In part 1 of this release blog series2020欧洲杯投注备用 we introduced the latest version of the which enables you to connect to Kubernetes and OpenShift. On top of that a brand new to support even more interesting algorithms from the world of machine learning and deep learning! Over the past few months, our customers’ data scientists have asked for various new algorithms and use cases they wanted to tackle with DLTK. The four new examples below are a subset of those and should also be helpful starting points for others.
DASK for Distributing Machine Learning Workloads
2020欧洲杯投注备用Machine learning workloads can easily consume more compute time, especially when it comes to larger or more complex datasets.
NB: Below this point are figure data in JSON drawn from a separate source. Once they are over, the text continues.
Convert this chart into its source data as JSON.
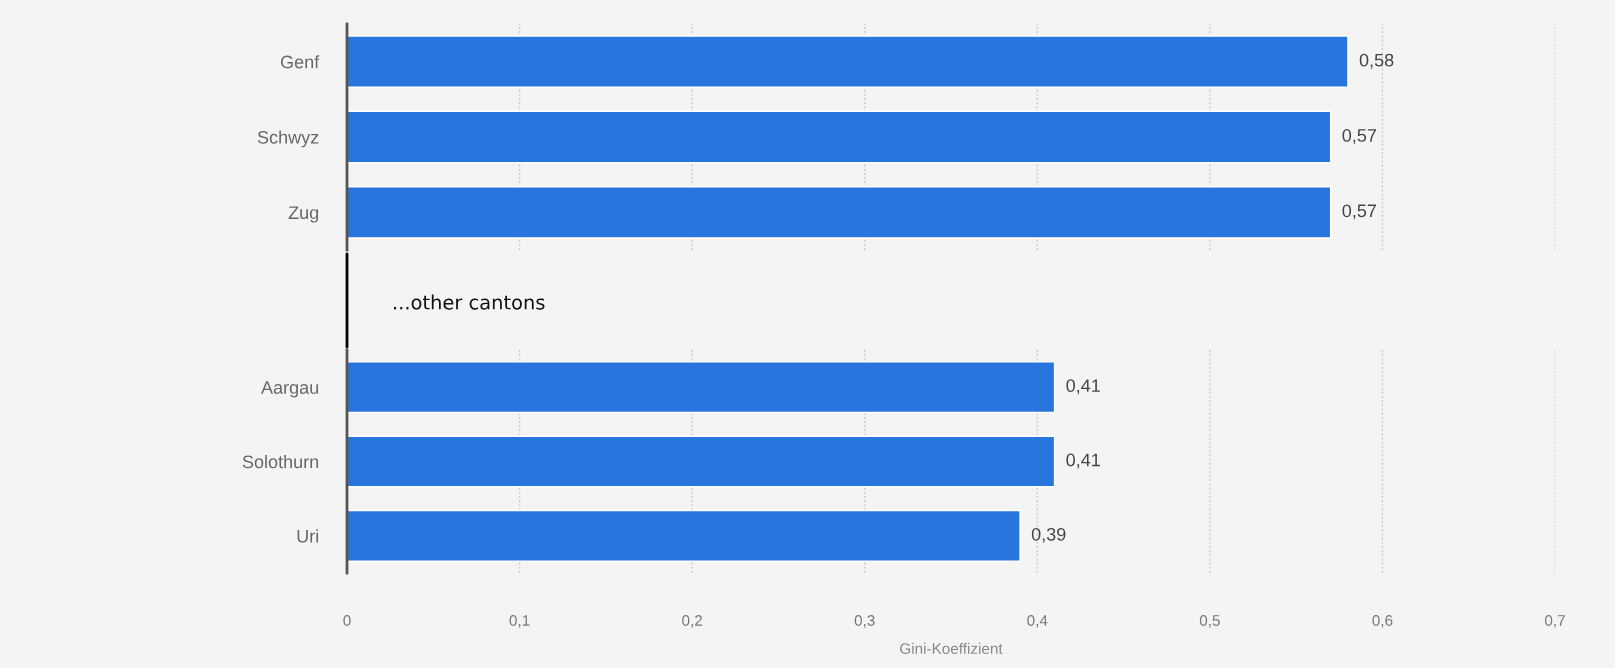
{
  "chart_data": [
    {
      "type": "bar",
      "orientation": "horizontal",
      "categories": [
        "Genf",
        "Schwyz",
        "Zug"
      ],
      "values": [
        0.58,
        0.57,
        0.57
      ],
      "value_labels": [
        "0,58",
        "0,57",
        "0,57"
      ],
      "color": "#2876dd",
      "xlim": [
        0,
        0.7
      ],
      "xticks": [
        0,
        0.1,
        0.2,
        0.3,
        0.4,
        0.5,
        0.6,
        0.7
      ],
      "grid": "x",
      "tick_labels": "y",
      "annotations": [
        "...other cantons"
      ]
    },
    {
      "type": "bar",
      "orientation": "horizontal",
      "categories": [
        "Aargau",
        "Solothurn",
        "Uri"
      ],
      "values": [
        0.41,
        0.41,
        0.39
      ],
      "value_labels": [
        "0,41",
        "0,41",
        "0,39"
      ],
      "color": "#2876dd",
      "xlim": [
        0,
        0.7
      ],
      "xticks": [
        0,
        {
          "value": 0.1,
          "label": "0,1"
        },
        {
          "value": 0.2,
          "label": "0,2"
        },
        {
          "value": 0.3,
          "label": "0,3"
        },
        {
          "value": 0.4,
          "label": "0,4"
        },
        {
          "value": 0.5,
          "label": "0,5"
        },
        {
          "value": 0.6,
          "label": "0,6"
        },
        {
          "value": 0.7,
          "label": "0,7"
        }
      ],
      "xlabel": "Gini-Koeffizient",
      "grid": "x"
    }
  ]
}
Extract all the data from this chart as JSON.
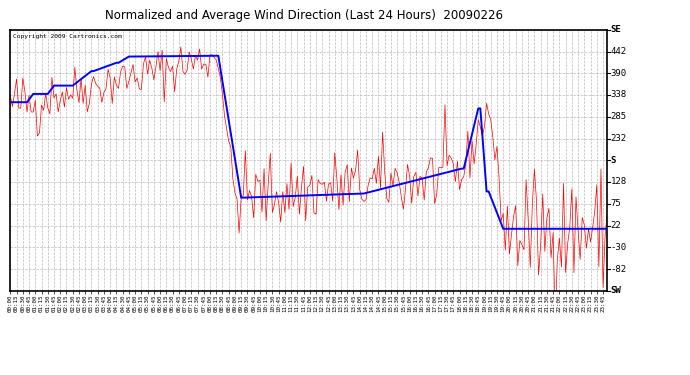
{
  "title": "Normalized and Average Wind Direction (Last 24 Hours)  20090226",
  "copyright": "Copyright 2009 Cartronics.com",
  "yticks_right": [
    "SE",
    "442",
    "390",
    "338",
    "285",
    "232",
    "S",
    "128",
    "75",
    "22",
    "-30",
    "-82",
    "SW"
  ],
  "ytick_values": [
    494,
    442,
    390,
    338,
    285,
    232,
    180,
    128,
    75,
    22,
    -30,
    -82,
    -134
  ],
  "ymax": 494,
  "ymin": -134,
  "background_color": "#ffffff",
  "plot_bg": "#ffffff",
  "grid_color": "#bbbbbb",
  "red_color": "#ff0000",
  "blue_color": "#0000ff"
}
It’s no secret that distributing such workloads helps speed up training times or tasks like . In the Python ecosystem, provides advanced parallelism for analytics, enabling performance at scale. Dask also provides some distributed machine learning algorithms via . The example below shows how a parallel implementation of K-Means can be easily integrated into Splunk using the Deep Learning Toolkit and developed and monitored in Jupyter Lab.
Device Agnostic PyTorch Example for CPU and GPU
2020欧洲杯投注备用When you connect the Deep Learning Toolkit to a GPU enabled Docker or Kubernetes environment, you can accelerate model training significantly. Benchmarking the dataset from the , we achieved a speedup of over 40x when we ran the example neural network classifier on a GPU compared to the CPU baseline. To put this into perspective: a training job that took over 30 minutes on CPU was cut down to a total of 45 seconds including data transfer overhead on a GPU. That’s pretty useful for much more agile data science iterations and accelerating model creations.
Luckily, PyTorch easily allows you to write that runs both on CPU and GPU using the .to(device) magic with minimal impact on your model code. We have added examples that show this functionality for a simple multiclass neural network classifier to get you started quickly.
Forecasting with Prophet
Built by team, based on an additive model where non-linear trends are fit with annual, weekly, and daily seasonality, plus holiday effects. It works best with time series that have strong seasonal effects and several seasons of historical data. Prophet is robust to missing data and shifts in the trend and typically handles outliers well.
Despite the fact that the forecast (green line) on the dashboard above is far from perfect, it can definitely serve as an example to get started quickly with experimentation. However, it also clearly shows that not every time series dataset is perfectly suited for Prophet, so don’t forget to check other robust forecasting methods like the in , which can be easily applied with the .
Graph Analysis with NetworkX
You may have read about the latest possibilities for graph analytics in Splunk using the freely available app from splunkbase. My colleague Greg recently published two articles on how those techniques can be used for understanding and baselining network behavior.
2020欧洲杯投注备用If it comes down to quickly developing code or experimenting with graph models, the graph analysis example in should help you get started quickly and explore more advanced modelling techniques with graphs.
Big Thanks to the Community
Recently a DLTK user in Japan built an extension to be able to apply the library on Japanese Language text and to make the NLP example work for Japanese. Luckily we were able to get his contribution merged into the DLTK 3.1 release. I’m really happy to see this community mindset and I want to thank you, for your contribution, ありがとうございました!
Last but not least I would like to thank so many colleagues and contributors who have helped me finish this release. A special thanks again to Anthony, Greg, Pierre and especially Robert for his continued support on DLTK and making Kubernetes a reality today!
With the and the recently opened 'Call For Papers' I want to encourage you to by May 20. Let me know in case you have any questions!